Premises: Hemophagocytic lymphohistiocytosis is a hyperinflammatory syndrome. If it occurs in autoimmune diseases the term macrophage activation syndrome is used. Infections represent a trigger of acute episode.
Description of the Case report: A 45-year-old women suffering from Crohn’s disease complicated by polimyositis, treated with DMARDs and steroids and, since Sept. 2023 with infliximab, in Dec.2023 was recovered for fever. Blood tests showed: pancytopenia, hyperferritinemia, hypertransaminasemia, increase in LDH, triglycerides, CPK and inflammation indices; complement consumption. MAS was confirmed by examination of the bone marrow. We documented possible recent EBV and M. pneumoniae infections. Therapy with high dose streoids, anakinra and IVIg was established; she was treated with antibiotics, antivirals and antifungals. Due to the persistence of signs of thrombotic microangiopathy we decided to start association therapy with eculizumab, a mAb designed to attach to the C5 complement protein, with stabilization but missed improvement, so the patient was treated with emapalumab, with clinical improvement and normalization of LDH, complement and fibrinogen.
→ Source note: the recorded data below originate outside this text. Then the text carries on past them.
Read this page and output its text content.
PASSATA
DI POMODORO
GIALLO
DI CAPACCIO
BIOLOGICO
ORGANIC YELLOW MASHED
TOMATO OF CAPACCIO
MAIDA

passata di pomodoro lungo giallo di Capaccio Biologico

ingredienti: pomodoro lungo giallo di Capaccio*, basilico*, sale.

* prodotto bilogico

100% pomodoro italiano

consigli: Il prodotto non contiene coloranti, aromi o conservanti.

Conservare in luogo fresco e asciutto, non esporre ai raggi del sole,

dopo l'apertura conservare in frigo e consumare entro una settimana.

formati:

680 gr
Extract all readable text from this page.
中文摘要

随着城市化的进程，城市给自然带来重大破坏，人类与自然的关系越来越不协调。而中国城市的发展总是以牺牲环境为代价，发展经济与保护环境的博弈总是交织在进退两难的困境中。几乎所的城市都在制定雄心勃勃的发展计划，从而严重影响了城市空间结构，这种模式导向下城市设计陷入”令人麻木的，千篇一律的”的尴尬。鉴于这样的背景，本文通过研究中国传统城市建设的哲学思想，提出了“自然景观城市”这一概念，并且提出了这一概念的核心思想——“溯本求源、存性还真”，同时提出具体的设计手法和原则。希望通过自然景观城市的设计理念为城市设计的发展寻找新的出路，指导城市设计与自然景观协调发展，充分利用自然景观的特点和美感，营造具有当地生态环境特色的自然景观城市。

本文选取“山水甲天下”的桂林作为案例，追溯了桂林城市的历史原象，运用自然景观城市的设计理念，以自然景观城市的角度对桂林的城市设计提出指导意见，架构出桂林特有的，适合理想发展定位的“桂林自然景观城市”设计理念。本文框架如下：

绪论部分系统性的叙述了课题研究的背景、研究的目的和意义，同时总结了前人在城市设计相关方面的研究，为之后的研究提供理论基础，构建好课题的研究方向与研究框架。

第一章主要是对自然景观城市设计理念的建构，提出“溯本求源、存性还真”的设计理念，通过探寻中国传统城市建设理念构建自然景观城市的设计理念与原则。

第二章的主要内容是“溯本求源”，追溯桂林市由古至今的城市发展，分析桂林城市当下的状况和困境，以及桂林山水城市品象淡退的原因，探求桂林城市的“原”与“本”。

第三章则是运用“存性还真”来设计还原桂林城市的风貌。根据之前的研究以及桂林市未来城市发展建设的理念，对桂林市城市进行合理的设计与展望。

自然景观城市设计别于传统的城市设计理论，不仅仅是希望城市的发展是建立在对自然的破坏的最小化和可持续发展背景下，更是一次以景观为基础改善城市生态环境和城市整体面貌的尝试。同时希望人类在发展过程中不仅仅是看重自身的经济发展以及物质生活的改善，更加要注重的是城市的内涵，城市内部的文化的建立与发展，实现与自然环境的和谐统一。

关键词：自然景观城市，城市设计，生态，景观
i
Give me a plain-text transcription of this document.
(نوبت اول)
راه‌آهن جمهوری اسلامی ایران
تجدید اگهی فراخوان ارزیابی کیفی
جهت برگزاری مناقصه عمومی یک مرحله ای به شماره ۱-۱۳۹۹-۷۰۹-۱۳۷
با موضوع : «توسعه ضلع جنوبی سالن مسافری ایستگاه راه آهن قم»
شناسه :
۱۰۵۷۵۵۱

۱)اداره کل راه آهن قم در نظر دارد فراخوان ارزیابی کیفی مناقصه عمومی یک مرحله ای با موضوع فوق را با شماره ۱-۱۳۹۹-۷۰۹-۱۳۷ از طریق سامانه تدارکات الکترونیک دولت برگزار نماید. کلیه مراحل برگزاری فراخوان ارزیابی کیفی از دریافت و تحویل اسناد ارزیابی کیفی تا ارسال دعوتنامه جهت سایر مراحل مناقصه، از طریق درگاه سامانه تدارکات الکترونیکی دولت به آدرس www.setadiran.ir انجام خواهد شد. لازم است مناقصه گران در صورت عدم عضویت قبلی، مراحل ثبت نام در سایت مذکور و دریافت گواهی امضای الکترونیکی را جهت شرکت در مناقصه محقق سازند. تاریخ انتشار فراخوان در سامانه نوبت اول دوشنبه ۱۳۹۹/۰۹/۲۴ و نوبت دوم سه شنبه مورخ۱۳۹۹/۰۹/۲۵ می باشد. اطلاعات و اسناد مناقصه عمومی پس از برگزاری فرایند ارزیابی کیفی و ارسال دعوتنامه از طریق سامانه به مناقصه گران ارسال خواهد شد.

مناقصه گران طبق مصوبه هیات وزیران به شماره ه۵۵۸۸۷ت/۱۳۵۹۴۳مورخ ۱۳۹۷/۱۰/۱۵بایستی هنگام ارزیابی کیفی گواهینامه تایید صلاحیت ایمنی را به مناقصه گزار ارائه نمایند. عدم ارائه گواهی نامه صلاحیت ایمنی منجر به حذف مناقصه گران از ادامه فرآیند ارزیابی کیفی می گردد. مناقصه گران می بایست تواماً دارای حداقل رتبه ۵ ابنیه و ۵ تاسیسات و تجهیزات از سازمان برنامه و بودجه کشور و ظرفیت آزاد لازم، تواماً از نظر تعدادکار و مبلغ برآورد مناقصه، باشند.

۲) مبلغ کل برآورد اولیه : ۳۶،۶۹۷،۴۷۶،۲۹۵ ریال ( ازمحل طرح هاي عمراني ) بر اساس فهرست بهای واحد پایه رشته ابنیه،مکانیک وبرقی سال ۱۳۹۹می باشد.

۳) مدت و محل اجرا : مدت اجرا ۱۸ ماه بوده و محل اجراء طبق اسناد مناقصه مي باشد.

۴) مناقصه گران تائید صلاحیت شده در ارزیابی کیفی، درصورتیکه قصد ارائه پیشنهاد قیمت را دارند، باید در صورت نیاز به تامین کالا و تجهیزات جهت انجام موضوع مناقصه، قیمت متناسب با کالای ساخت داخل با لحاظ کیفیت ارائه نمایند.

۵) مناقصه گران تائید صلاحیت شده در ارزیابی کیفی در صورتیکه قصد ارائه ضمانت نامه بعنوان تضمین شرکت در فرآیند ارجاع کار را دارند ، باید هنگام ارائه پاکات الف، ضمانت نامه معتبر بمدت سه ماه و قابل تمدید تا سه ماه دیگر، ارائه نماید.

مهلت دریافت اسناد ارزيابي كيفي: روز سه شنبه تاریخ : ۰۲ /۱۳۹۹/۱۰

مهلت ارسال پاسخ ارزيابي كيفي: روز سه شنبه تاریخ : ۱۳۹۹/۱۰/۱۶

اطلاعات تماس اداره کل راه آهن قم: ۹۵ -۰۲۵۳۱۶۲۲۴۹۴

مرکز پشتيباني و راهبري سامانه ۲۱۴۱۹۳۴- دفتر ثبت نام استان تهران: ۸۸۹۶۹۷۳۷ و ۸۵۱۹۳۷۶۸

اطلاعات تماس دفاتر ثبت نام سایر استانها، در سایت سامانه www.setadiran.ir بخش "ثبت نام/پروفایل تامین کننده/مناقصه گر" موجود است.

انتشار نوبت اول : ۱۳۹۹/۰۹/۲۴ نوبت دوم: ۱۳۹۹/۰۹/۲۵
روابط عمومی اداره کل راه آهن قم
Conclusions: The treatment of HLH consists of glucocorticoids, anakinra and IVIg. Treatment of the underlying disease should be carried out in parallel. Emapalumab is the first targeted therapy approved by the US FDA for primary pediatric HLH. Ours is one of the first reports of the use of Emapalumab in adult patients: this drug has proven to be effective for a pathology burdened by a very high mortality rate.